More Sony Rootkits - [Larry] - This time on USB thumb drives with FileVault. This one doesn't seem as bad to me, which I'll explain why, nor does it seem to have as many of the capabilities as the Audio CD rootkit. Either way, F-Secure is working directly with Sony.
VMWare Acquires HIP company - [PaulDotCom] - A bit of a follow-up from our Interview With Intelguardians on the security of VM. HIPs could be a great way to prevent escapes, as you could write signatures to theoretically monitor the com channel (what VMware calls the "backdoor") and make certain that only legitimate "traffic" is going across it. I am bit concerned about VMware actually running this, and would prefer a third party tool for checks and balances.
Keeloq Cracked - [Larry] - This is the encryption that is used to protect all of those wireless cary keys used to open and start some of those new, fancy cars. By attacking the encryption, the researchers were able to recover the encryption keys, by reducing the brute forcing from 100 million keys to 85,000. Wow, use tried and tested encryption schemes!
Hack.Lu Conference Agenda - [PaulDotCom] - Some good talks listed, however the one I was interested in seems to have been cancelled, "Hijacking Virtual Machine Execution for Fun and Profit", interesting... Keep a close eye on these.
Skype outage due to Windows patches? - [Larry] - Ok, so this has probably been beat to death, but I call shenanigans. Windows patches took out Skype because of reboots? With that argument, it would happen once a month. Either way, clearly patch deployment needs to be planned carefully with critical systems.
Five Wireless Threats You May Not Know - [PaulDotCom] - Authored by Josh Wright, this paper provides an overview of some of the latest wireless threats. Top on the list of Rogue APs, weaknesses in PEAP and/or TTLS connections, and more.
SCADA pwnage - [Larry] We've said it before, and we'll say it again. SCADA security (or lack thereof) scares us. These folks claim that this was one of the easiest tests they have done, and pwned a nuclear power plant when they were done.
There are hackers working for Microsoft - [PaulDotCom] - Can't wait to see what gets posted here! This is a blog from MS security division, which is usually kept under close wraps.
Malware, now with more Wireless! - [Larry] - A plugin for BOINC (malware, or distributed computing you pick), that allows for the client to discover wireless networks. This is frightening. I think that someone just wanted to be the top contributor on WiGle.

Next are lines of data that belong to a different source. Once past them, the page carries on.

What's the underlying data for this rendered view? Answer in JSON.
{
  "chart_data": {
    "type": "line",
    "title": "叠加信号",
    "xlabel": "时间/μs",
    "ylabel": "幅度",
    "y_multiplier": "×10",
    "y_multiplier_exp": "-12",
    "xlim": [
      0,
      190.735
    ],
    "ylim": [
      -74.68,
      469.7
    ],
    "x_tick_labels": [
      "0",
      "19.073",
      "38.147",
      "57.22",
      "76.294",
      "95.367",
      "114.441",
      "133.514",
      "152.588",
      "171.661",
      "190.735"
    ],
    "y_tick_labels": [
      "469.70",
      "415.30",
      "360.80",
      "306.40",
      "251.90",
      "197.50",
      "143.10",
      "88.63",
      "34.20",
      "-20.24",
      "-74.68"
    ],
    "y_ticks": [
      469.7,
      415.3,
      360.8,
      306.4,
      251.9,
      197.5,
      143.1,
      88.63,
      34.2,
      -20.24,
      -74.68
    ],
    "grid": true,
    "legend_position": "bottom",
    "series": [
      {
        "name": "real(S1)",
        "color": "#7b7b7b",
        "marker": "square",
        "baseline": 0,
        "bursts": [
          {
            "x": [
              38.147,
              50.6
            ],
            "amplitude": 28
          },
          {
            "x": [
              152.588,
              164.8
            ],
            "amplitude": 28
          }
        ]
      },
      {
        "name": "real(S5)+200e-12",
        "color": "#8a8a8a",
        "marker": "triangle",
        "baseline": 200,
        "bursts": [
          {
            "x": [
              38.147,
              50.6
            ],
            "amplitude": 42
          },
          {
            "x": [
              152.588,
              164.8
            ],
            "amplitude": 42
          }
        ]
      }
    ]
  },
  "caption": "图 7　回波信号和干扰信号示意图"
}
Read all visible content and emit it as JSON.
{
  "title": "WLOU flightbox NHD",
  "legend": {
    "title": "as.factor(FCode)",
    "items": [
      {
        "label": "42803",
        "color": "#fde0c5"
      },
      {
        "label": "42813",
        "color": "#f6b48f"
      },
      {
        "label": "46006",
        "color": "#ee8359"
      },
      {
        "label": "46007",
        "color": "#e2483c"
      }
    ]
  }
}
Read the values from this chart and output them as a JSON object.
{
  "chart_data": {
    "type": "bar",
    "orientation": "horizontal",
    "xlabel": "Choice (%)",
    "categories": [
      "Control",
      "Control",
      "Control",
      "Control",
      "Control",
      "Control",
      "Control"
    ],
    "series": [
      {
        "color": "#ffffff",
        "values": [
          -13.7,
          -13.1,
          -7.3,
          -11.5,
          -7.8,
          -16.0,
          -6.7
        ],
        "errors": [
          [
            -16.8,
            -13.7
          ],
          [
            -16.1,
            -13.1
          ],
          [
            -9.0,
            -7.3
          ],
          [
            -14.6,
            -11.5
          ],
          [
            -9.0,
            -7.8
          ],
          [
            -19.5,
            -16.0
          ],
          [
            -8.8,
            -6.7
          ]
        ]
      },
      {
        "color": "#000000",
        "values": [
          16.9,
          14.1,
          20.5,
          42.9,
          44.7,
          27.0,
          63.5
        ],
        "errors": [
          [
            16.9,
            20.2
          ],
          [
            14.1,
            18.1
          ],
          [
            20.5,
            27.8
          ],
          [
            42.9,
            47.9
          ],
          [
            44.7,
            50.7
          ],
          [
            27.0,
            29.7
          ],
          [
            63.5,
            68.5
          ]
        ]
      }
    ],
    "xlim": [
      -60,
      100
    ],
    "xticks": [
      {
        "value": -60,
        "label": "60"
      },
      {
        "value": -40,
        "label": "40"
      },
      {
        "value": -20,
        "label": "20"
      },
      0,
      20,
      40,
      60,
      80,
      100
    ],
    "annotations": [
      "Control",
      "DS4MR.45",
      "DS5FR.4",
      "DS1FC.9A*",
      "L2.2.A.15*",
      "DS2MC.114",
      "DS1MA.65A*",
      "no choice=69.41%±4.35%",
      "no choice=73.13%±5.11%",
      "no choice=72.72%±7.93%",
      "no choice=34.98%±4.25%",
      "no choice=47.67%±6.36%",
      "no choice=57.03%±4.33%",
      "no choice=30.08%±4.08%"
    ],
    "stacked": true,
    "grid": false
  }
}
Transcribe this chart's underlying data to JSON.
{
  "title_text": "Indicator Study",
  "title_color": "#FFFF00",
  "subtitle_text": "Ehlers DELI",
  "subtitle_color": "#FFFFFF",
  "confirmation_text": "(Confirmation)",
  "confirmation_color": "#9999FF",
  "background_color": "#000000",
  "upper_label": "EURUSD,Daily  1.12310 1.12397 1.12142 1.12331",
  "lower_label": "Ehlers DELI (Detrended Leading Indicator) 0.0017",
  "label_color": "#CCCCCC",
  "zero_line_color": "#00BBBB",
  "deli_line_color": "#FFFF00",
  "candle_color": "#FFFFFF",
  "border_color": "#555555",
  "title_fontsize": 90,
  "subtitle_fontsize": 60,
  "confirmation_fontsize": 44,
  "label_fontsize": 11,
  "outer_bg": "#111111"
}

If you haven't upgraded to Bind 9, right now is a good time - [PaulDotCom] - Bind 8 is now end of life, if you care at all about the security of the Internet and you run a Bind server, upgrade now. Also, implement security on your Bind server too, like don't allow recursive lookups and all that.
10 lousy security promises - [Larry] - EPIC_LOLZ. Gosh, do I love vendor claims. Let's read along and have a laugh.
Bitchx gets Bitch Slapped - [PaulDotCom] - Nice little exploit for Bitchx, requires that you force a client to connect to your server. It would be really evil to build this into an existing IRC server via a bot (i.e. whenever someone joins the channel they get the exploit). Sorry, thinking with my evil hat.
189 miles - 5Ghz WiFi - [Larry] - All with off the shelf hardware. Looks like that threst on the distance of wireless attackers is long, even with 5Ghz.
Other Stories Of Interest
Upskirt Wifi Web Cam - [PaulDotCom] - LOL!
Sexy Girls moan your IP - [Larry] - That's it! We officially need PDC girlz.